It is very important that your doctor check your progress at regular visits to make sure that this medicine is working properly. Your doctor will need to check your blood for unwanted effects .
Check with your doctor immediately if you are having chest pain or discomfort, fast or irregular heartbeat, shortness of breath, swelling of the feet and lower legs, or troubled breathing. These could be symptoms of a serious heart problem .
Acute infusion-related reactions can occur during treatment with this medicine. Symptoms of this reaction include: flushing; shortness of breath; swelling of the face; headache; chills; chest pain; back pain; tightness in chest and throat; fever; itching skin; rash; bluish color of fingernails, lips, skin, palms, or nail beds; difficulty breathing; wheezing; fainting; lightheadedness; or fast, pounding, or irregular heartbeat or pulse .
This medicine may cause hand-foot syndrome. Check with your doctor right away if you experience tingling or burning, redness, swelling, blistering, or small sores on the palms of your hands or soles of your feet.
You should not receive this medicine if you are pregnant or breastfeeding. Using this medicine while you are pregnant can harm your unborn baby. Use an effective form of birth control to keep from getting pregnant. If you think you have become pregnant while using the medicine, tell your doctor right away .

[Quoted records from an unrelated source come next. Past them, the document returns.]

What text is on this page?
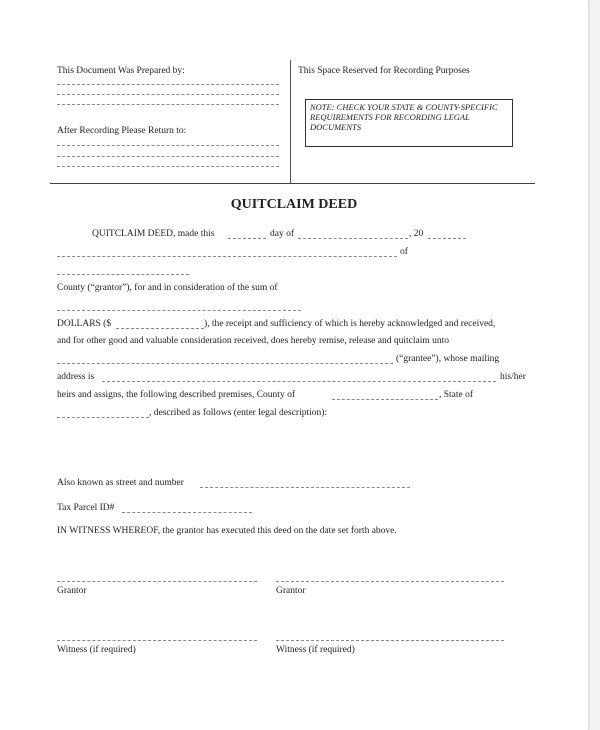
This Document Was Prepared by:
After Recording Please Return to:
This Space Reserved for Recording Purposes
NOTE: CHECK YOUR STATE & COUNTY-SPECIFIC REQUIREMENTS FOR RECORDING LEGAL DOCUMENTS
QUITCLAIM DEED
QUITCLAIM DEED, made this	day of	, 20
of
County (“grantor”), for and in consideration of the sum of
DOLLARS ($	), the receipt and sufficiency of which is hereby acknowledged and received,
and for other good and valuable consideration received, does hereby remise, release and quitclaim unto
(“grantee”), whose mailing
address is	his/her
heirs and assigns, the following described premises, County of	, State of
, described as follows (enter legal description):
Also known as street and number
Tax Parcel ID#
IN WITNESS WHEREOF, the grantor has executed this deed on the date set forth above.
Grantor	Grantor
Witness (if required)	Witness (if required)
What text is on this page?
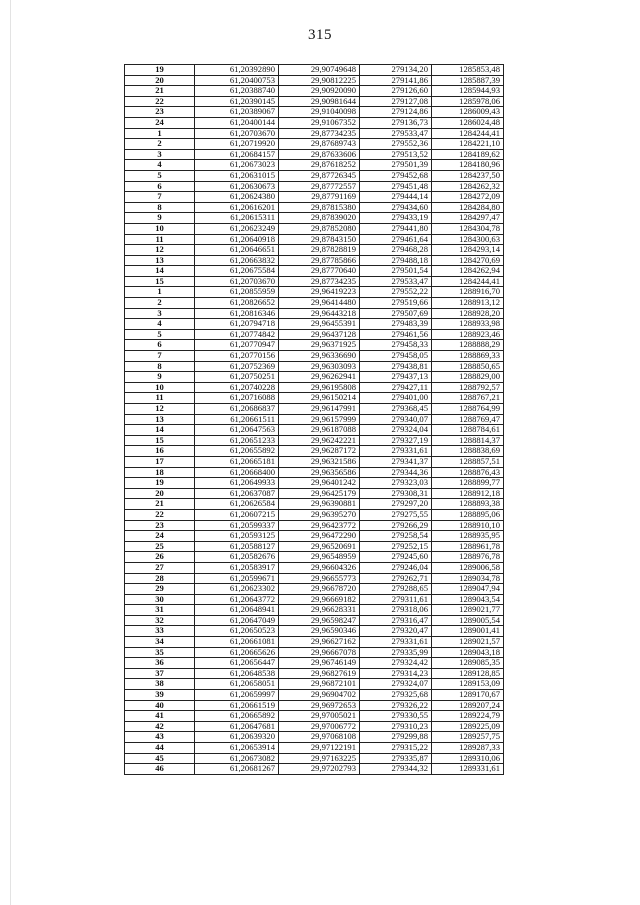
315
19	61,20392890	29,90749648	279134,20	1285853,48
20	61,20400753	29,90812225	279141,86	1285887,39
21	61,20388740	29,90920090	279126,60	1285944,93
22	61,20390145	29,90981644	279127,08	1285978,06
23	61,20389067	29,91040098	279124,86	1286009,43
24	61,20400144	29,91067352	279136,73	1286024,48
1	61,20703670	29,87734235	279533,47	1284244,41
2	61,20719920	29,87689743	279552,36	1284221,10
3	61,20684157	29,87633606	279513,52	1284189,62
4	61,20673023	29,87618252	279501,39	1284180,96
5	61,20631015	29,87726345	279452,68	1284237,50
6	61,20630673	29,87772557	279451,48	1284262,32
7	61,20624380	29,87791169	279444,14	1284272,09
8	61,20616201	29,87815380	279434,60	1284284,80
9	61,20615311	29,87839020	279433,19	1284297,47
10	61,20623249	29,87852080	279441,80	1284304,78
11	61,20640918	29,87843150	279461,64	1284300,63
12	61,20646651	29,87828819	279468,28	1284293,14
13	61,20663832	29,87785866	279488,18	1284270,69
14	61,20675584	29,87770640	279501,54	1284262,94
15	61,20703670	29,87734235	279533,47	1284244,41
1	61,20855959	29,96419223	279552,22	1288916,70
2	61,20826652	29,96414480	279519,66	1288913,12
3	61,20816346	29,96443218	279507,69	1288928,20
4	61,20794718	29,96455391	279483,39	1288933,98
5	61,20774842	29,96437128	279461,56	1288923,46
6	61,20770947	29,96371925	279458,33	1288888,29
7	61,20770156	29,96336690	279458,05	1288869,33
8	61,20752369	29,96303093	279438,81	1288850,65
9	61,20750251	29,96262941	279437,13	1288829,00
10	61,20740228	29,96195808	279427,11	1288792,57
11	61,20716088	29,96150214	279401,00	1288767,21
12	61,20686837	29,96147991	279368,45	1288764,99
13	61,20661511	29,96157999	279340,07	1288769,47
14	61,20647563	29,96187088	279324,04	1288784,61
15	61,20651233	29,96242221	279327,19	1288814,37
16	61,20655892	29,96287172	279331,61	1288838,69
17	61,20665181	29,96321586	279341,37	1288857,51
18	61,20668400	29,96356586	279344,36	1288876,43
19	61,20649933	29,96401242	279323,03	1288899,77
20	61,20637087	29,96425179	279308,31	1288912,18
21	61,20626584	29,96390881	279297,20	1288893,38
22	61,20607215	29,96395270	279275,55	1288895,06
23	61,20599337	29,96423772	279266,29	1288910,10
24	61,20593125	29,96472290	279258,54	1288935,95
25	61,20588127	29,96520691	279252,15	1288961,78
26	61,20582676	29,96548959	279245,60	1288976,78
27	61,20583917	29,96604326	279246,04	1289006,58
28	61,20599671	29,96655773	279262,71	1289034,78
29	61,20623302	29,96678720	279288,65	1289047,94
30	61,20643772	29,96669182	279311,61	1289043,54
31	61,20648941	29,96628331	279318,06	1289021,77
32	61,20647049	29,96598247	279316,47	1289005,54
33	61,20650523	29,96590346	279320,47	1289001,41
34	61,20661081	29,96627162	279331,61	1289021,57
35	61,20665626	29,96667078	279335,99	1289043,18
36	61,20656447	29,96746149	279324,42	1289085,35
37	61,20648538	29,96827619	279314,23	1289128,85
38	61,20658051	29,96872101	279324,07	1289153,09
39	61,20659997	29,96904702	279325,68	1289170,67
40	61,20661519	29,96972653	279326,22	1289207,24
41	61,20665892	29,97005021	279330,55	1289224,79
42	61,20647681	29,97006772	279310,23	1289225,09
43	61,20639320	29,97068108	279299,88	1289257,75
44	61,20653914	29,97122191	279315,22	1289287,33
45	61,20673082	29,97163225	279335,87	1289310,06
46	61,20681267	29,97202793	279344,32	1289331,61
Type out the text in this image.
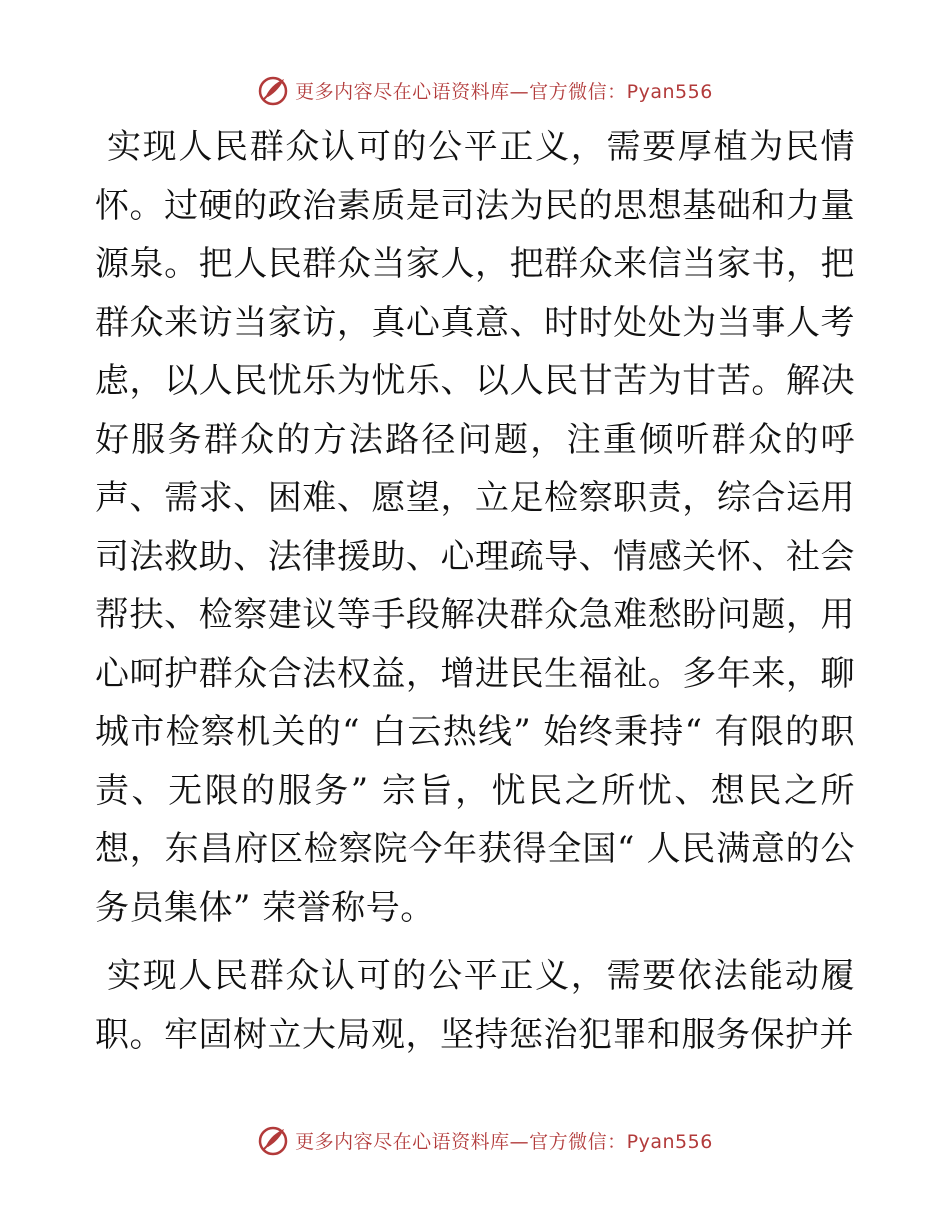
更多内容尽在心语资料库—官方微信：Pyan556

实现人民群众认可的公平正义，需要厚植为民情怀。过硬的政治素质是司法为民的思想基础和力量源泉。把人民群众当家人，把群众来信当家书，把群众来访当家访，真心真意、时时处处为当事人考虑，以人民忧乐为忧乐、以人民甘苦为甘苦。解决好服务群众的方法路径问题，注重倾听群众的呼声、需求、困难、愿望，立足检察职责，综合运用司法救助、法律援助、心理疏导、情感关怀、社会帮扶、检察建议等手段解决群众急难愁盼问题，用心呵护群众合法权益，增进民生福祉。多年来，聊城市检察机关的“ 白云热线” 始终秉持“ 有限的职责、无限的服务” 宗旨，忧民之所忧、想民之所想，东昌府区检察院今年获得全国“ 人民满意的公务员集体” 荣誉称号。

实现人民群众认可的公平正义，需要依法能动履职。牢固树立大局观，坚持惩治犯罪和服务保护并

更多内容尽在心语资料库—官方微信：Pyan556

While you are being treated with liposomal doxorubicin, and after you stop treatment with it, do not have any immunizations (vaccinations) without your doctor's approval. Liposomal doxorubicin may lower your body's resistance and there is a chance you might get the infection the immunization is meant to prevent. In addition, other persons living in your household should not take oral poliovirus vaccine since there is a chance they could pass the poliovirus on to you. Also, avoid persons who have taken oral poliovirus vaccine. Do not get close to them, and do not stay in the same room with them for very long. If you cannot take these precautions, you should consider wearing a protective face mask that covers the nose and the mouth.
Liposomal doxorubicin can temporarily lower the number of white blood cells in your blood, increasing the chance of getting an infection. It can also lower the number of platelets, which are necessary for proper blood clotting. If this occurs, there are certain precautions you can take, especially when your blood count is low, to reduce the risk of infection or bleeding:
- If you can, avoid people with infections. Check with your doctor immediately if you think you are getting an infection or if you get a fever or chills, cough or hoarseness, lower back or side pain, or painful or difficult urination.
- Check with your doctor immediately if you notice any unusual bleeding or bruising; black, tarry stools; blood in urine or stools; or pinpoint red spots on your skin.
- Do not touch your eyes or the inside of your nose unless you have just washed your hands and have not touched anything else in the meantime.
- Be careful not to cut yourself when you are using sharp objects such as a safety razor or fingernail or toenail cutters.
- Avoid contact sports or other situations where bruising or injury can occur.
If liposomal doxorubicin accidentally seeps out of the vein into which it is injected, it may damage some tissues and cause scarring. Tell the doctor or nurse right away if you notice redness, pain, or swelling at the place of injection.
Be careful when using a regular toothbrush, dental floss, or toothpick. Your medical doctor, dentist, or nurse may recommend other ways to clean your teeth and gums. Check with your medical doctor before having any dental work done.